Une liste des militaires du 101e régiment de fusiliers de la DNR et un tableau manuscrit avec les noms des soldats, comprenant le nom de l’accusé, ont également été apportés comme éléments de preuves. Des photos de Taras ont permis par ailleurs d’identifier plusieurs autres militaires ayant combattu aux côtés de la Fédération de Russie.
Le programme « On vous attend à la maison »
Les enquêteurs ont analysé les recherches effectuées par l’accusé sur son téléphone : « franchir la frontière dans des circonstances familiales » ; « centrale thermique de Zaporizhzhia » ; « usines militaires à Kyiv » ; « vivre dans le territoire occupé ». En outre, Taras cherchait des informations sur un programme intitulé « On vous attend à la maison ».
Ce programme a été lancé par le service de sécurité de l’Ukraine en août 2015. Son objectif est de ramener sur le territoire contrôlé par le gouvernement ukrainien ceux qui ont refusé de collaborer avec les Républiques populaires de Louhansk (LNR) ou de Donetsk (DNR). Le programme a été élaboré pour ceux qui, sans se rendre compte de l’illégalité de leurs actes, sont allées « servir » dans les armées de la « DNR » ou de la « LNR », n’ont pas commis de crimes graves (meurtre, torture, viol, etc.), et qui plaident coupables.
« Circonstances difficiles »
Au cours du procès, Taras s’est repenti et il a déclaré qu’il avait servi dans l’armée de la DNR en raison de « circonstances difficiles », car il vivait dans le territoire temporairement occupé depuis 2014. Il a aussi demandé au tribunal de ne pas confisquer ses biens.
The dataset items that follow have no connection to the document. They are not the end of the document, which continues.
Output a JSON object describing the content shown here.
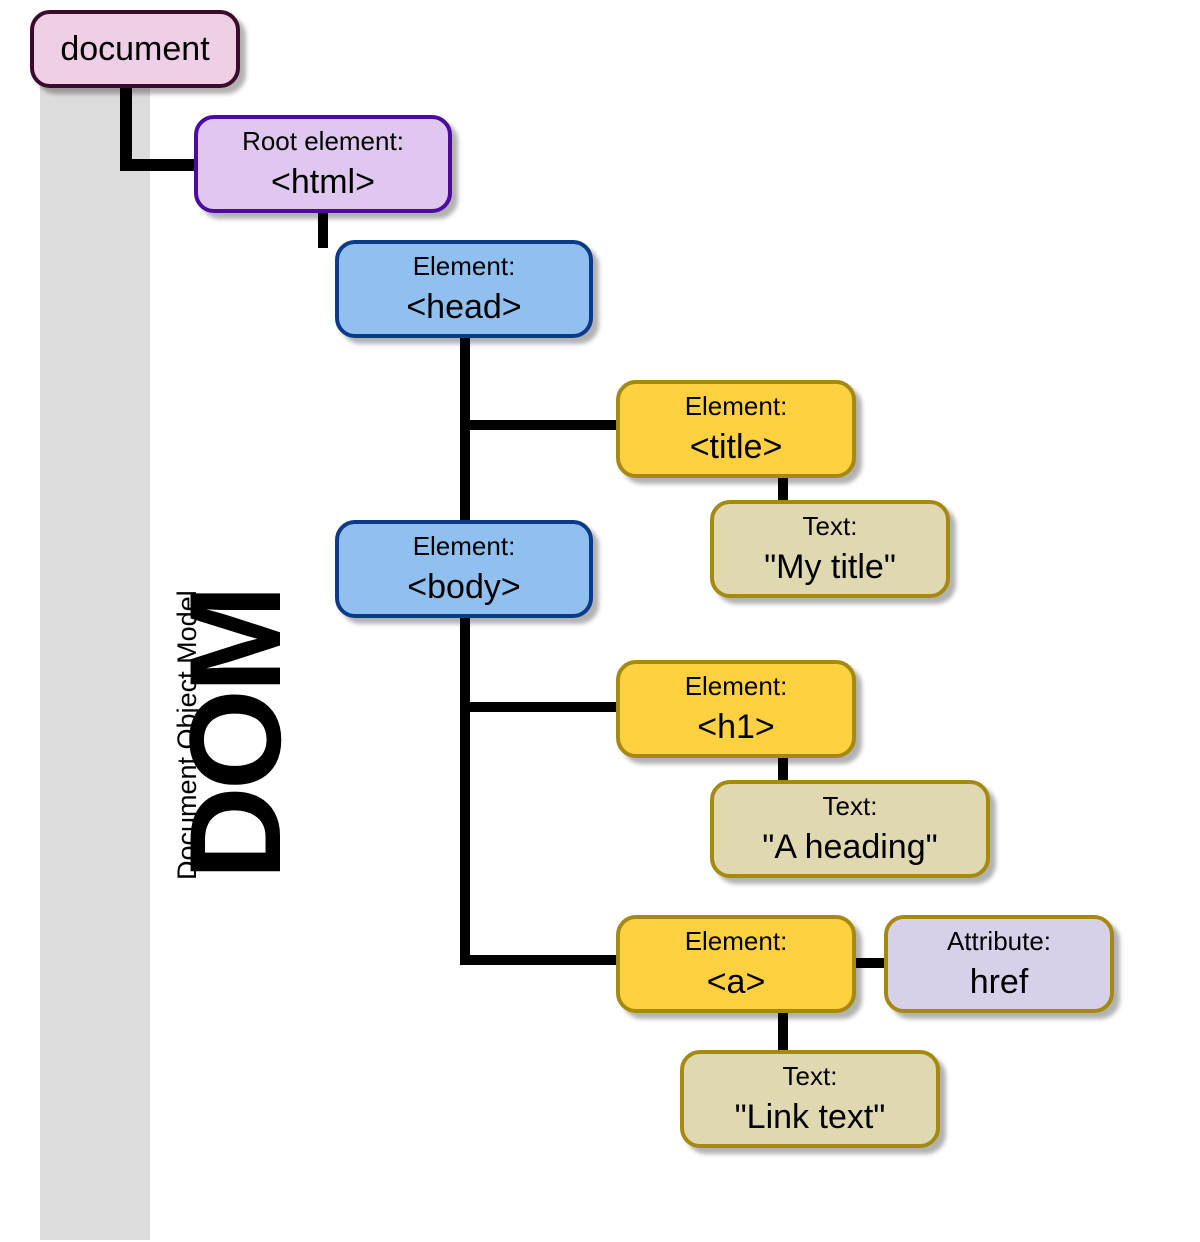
{
  "sidebar": {
    "acronym": "DOM",
    "expansion": "Document Object Model"
  },
  "nodes": {
    "document": {
      "label": "document"
    },
    "html": {
      "type": "Root element:",
      "tag": "<html>"
    },
    "head": {
      "type": "Element:",
      "tag": "<head>"
    },
    "title": {
      "type": "Element:",
      "tag": "<title>"
    },
    "title_text": {
      "type": "Text:",
      "value": "\"My title\""
    },
    "body": {
      "type": "Element:",
      "tag": "<body>"
    },
    "h1": {
      "type": "Element:",
      "tag": "<h1>"
    },
    "h1_text": {
      "type": "Text:",
      "value": "\"A heading\""
    },
    "a": {
      "type": "Element:",
      "tag": "<a>"
    },
    "a_attr": {
      "type": "Attribute:",
      "value": "href"
    },
    "a_text": {
      "type": "Text:",
      "value": "\"Link text\""
    }
  }
}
Mais les enquêteurs ont eu accès à une correspondance Skype entre Taras et sa mère, dans laquelle il écrivait qu’il voulait quitter le territoire contrôlé par le gouvernement ukrainien.
C’est ainsi que, le 15 novembre 2024, Taras a été reconnu coupable de haute trahison et de désertion par le tribunal de district de Kostopil, qui l’a condamné à 12 ans de prison. L’accusé a également été condamné à une amende de près de 8.000 UAH pour couvrir les frais d’enquête. Au 30 novembre, aucun recours n’avait été déposé ni par l’accusé ni par son avocat, qui a participé aux audiences par vidéoconférence.
Ce reportage fait partie d’une couverture de la justice sur les crimes de guerre réalisée en partenariat avec des journalistes ukrainiens. Une première version de cet article a été publiée sur le site d’information « Free Radio ».